One of those foreigners was the State Department’s chief troubleshooter on human rights, John Shattuck. And after their April 1994 meeting, Wei was detained again. Last week the Chinese formally charged him with attempting to overthrow the government–a crime that could lead to execution. No one was surprised that the government still considers Wei Public Enemy No. 1; he has branded Deng Xiaoping a dictator and writ-ten that China’s leaders “have no interest in honoring the promises they made to the masses.” But the timing was bizarre. Since the nose dive in their bilateral relations last summer, both the United States and China have been at pains to improve ties. In August the Chinese expelled Chinese-American human-rights activist Harry Wu instead of keeping him in jail, and Bill Clinton had a fairly cordial meeting with Chinese President Jiang Zemin in New York in October. By charging Wei (the verdict against him can be assumed in advance), the Chinese seem bent on stirring up a fracas over their human-rights record. Dissident Fang Lizhi, in exile in Arizona, says the charges show “the Chinese leadership does not care about international concerns.”
But Beijing has not yet paid a price for the affront to the West. The State Department responded to the news with a tepid expression of"regret" over Wei’s fate, saying that it had raised the matter with Chinese officials.
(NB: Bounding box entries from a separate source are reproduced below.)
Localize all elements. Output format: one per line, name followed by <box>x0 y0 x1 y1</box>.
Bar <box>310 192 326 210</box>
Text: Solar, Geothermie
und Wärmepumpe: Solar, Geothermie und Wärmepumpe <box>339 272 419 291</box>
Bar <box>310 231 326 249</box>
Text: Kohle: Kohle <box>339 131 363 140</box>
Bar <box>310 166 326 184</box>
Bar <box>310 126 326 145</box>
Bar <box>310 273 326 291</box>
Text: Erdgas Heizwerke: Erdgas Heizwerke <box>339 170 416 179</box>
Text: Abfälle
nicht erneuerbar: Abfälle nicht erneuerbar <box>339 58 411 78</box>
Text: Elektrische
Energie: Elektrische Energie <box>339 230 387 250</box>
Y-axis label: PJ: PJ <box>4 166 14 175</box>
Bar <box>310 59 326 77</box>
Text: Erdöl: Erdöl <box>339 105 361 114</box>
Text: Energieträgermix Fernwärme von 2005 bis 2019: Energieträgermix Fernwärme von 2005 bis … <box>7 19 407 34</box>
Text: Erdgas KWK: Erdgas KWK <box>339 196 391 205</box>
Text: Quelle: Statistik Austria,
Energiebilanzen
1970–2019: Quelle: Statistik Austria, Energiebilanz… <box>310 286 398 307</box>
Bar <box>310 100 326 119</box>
The summits between Clinton and Jiang, and among all the Pacific leaders in Japan in mid-November, passed without major mishap. There are no big international powwows in the immediate future where foreign partners might raise embarrassing questions about Chinese dissidents. And, having held Wei for more than a year and a half, the Chinese government had to do something with him. Wei’s family had taken to writing needling letters, pointing out that the government was violating China’s own laws by holding Wei so long without charging him.
Heavy international pressure helped get Wei out of prison the first time. China was then campaigning to host the 2000 Olympics, and the outside world had some unique and momentary leverage over the isolated Chinese leadership. Whether outsiders still have that leverage today, with the mood in China growing increasingly nationalistic, remains an open question. And how insistently they will choose to use that leverage is another question still.